E' dunque tra l’inizio dell’accertamento giurisdizionale ed il suo epilogo che si gioca la partita dell’approccio culturale corretto. Proprio in questa fase di incertezza si misura il tasso di autenticita e condivisione del principio piu volte richiamato. Recentemente, e stato approvato anche un "codice di autoregolamentazione in materia di rappresentazione di vicende giudiziarie nelle trasmissioni radiotelevisive" (maggio 2009) proprio allo scopo di scongiurare il verificarsi dei principali effetti distorsivi.

 

Tuttavia, la questione non puo ridursi al rispetto formale di un principio, peraltro già stabilito dalla Costituzione e dalla Carta dei diritti fondamentali dell’Unione europea e dell’intero impianto normativo.

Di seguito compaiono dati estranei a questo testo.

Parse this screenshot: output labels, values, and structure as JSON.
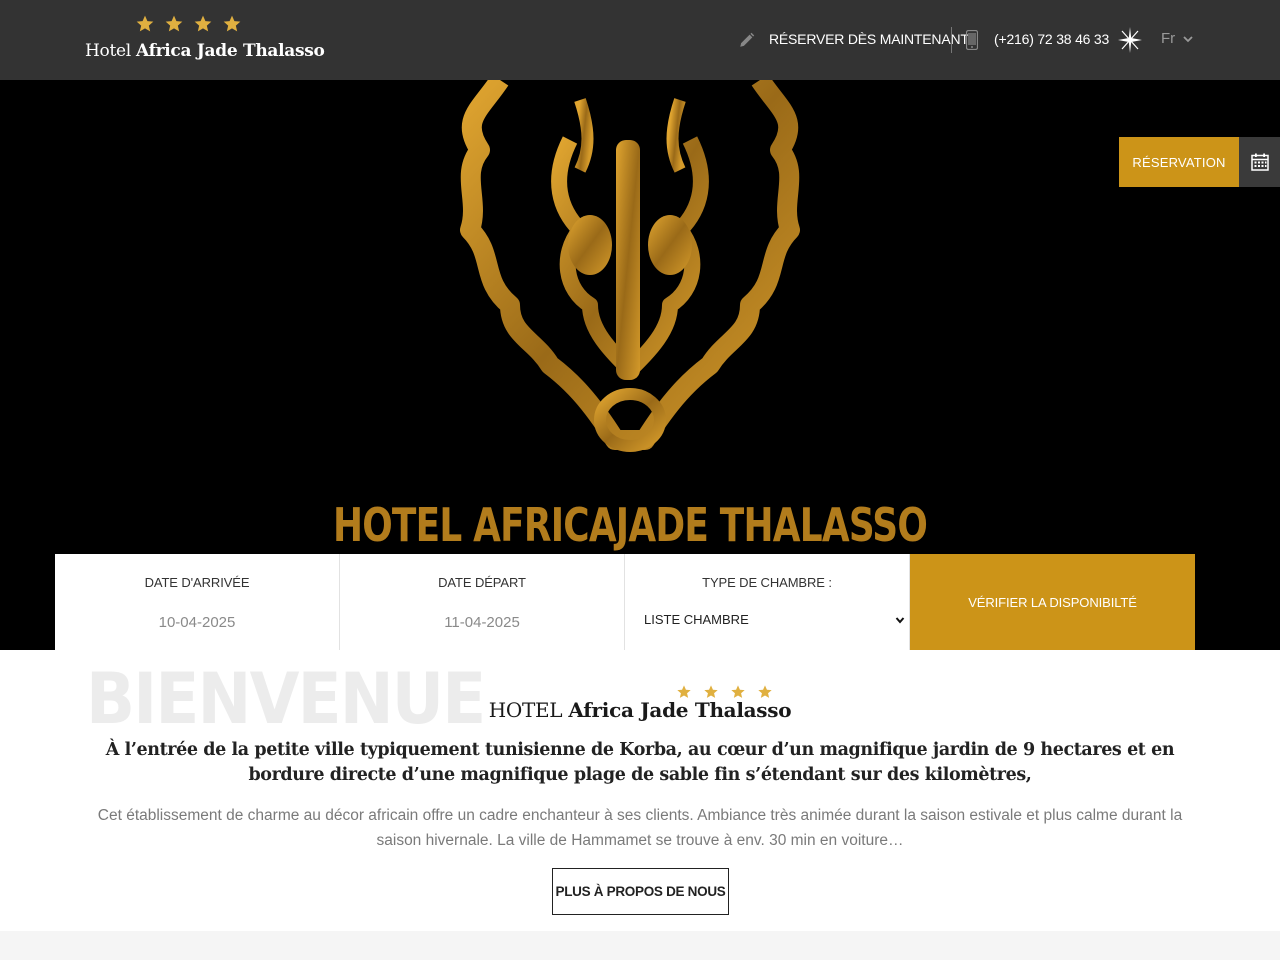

Ne, tanto meno, alla osservanza di regole poste a garanzia di una corretta informazione che, naturalmente, sono certamente importanti e positive, in un settore tanto delicato.

 

Credo che la presunzione di non colpevolezza, per sortire gli effetti piu utili non solo all’accusato ma anche alla comunita e piu in generale al sistema di regole, debba essere avvertita innanzitutto nella sensibilita, nella coscienza, nel patrimonio culturale di ciascuno. Forse il problema piu evidente risiede proprio qui. Se davvero la presunzione di non colpevolezza appartenesse ad una autentica cultura individuale e collettiva, non assisteremmo con frequenza a proclami tanto sommari, frutto di un’implicita negazione delle garanzie insite nella regola di giudizio.

 

Se fosse connaturato al nostro comune sentire il parametro di giudizio di non colpevolezza sino all’accertamento, si eviterebbero speculazioni di ogni sorta legate ad una verifica giudiziaria tanto piu serena quanto piu distante da fenomeni di evocazione, spesso caricaturale, delle proprie risultanze. La richiamata "presunzione" dovrebbe essere vissuta come costante regola di giudizio in un corretto rapporto tra la notizia di un’accusa e l’adesione disinvolta al portato di una tesi investigativa, ancorche autorevole e suggestiva.

 

Ed allora, solo mettendo al centro con rinnovata condivisione quel principio spesso rivendicato ma poco praticato, sara possibile evitare che l’accusato, prima di subire un processo che gli consenta di difendersi dall’imputazione, venga irrimediabilmente messo all’angolo, confinato nell’angustia di un inconfessato pregiudizio culturale.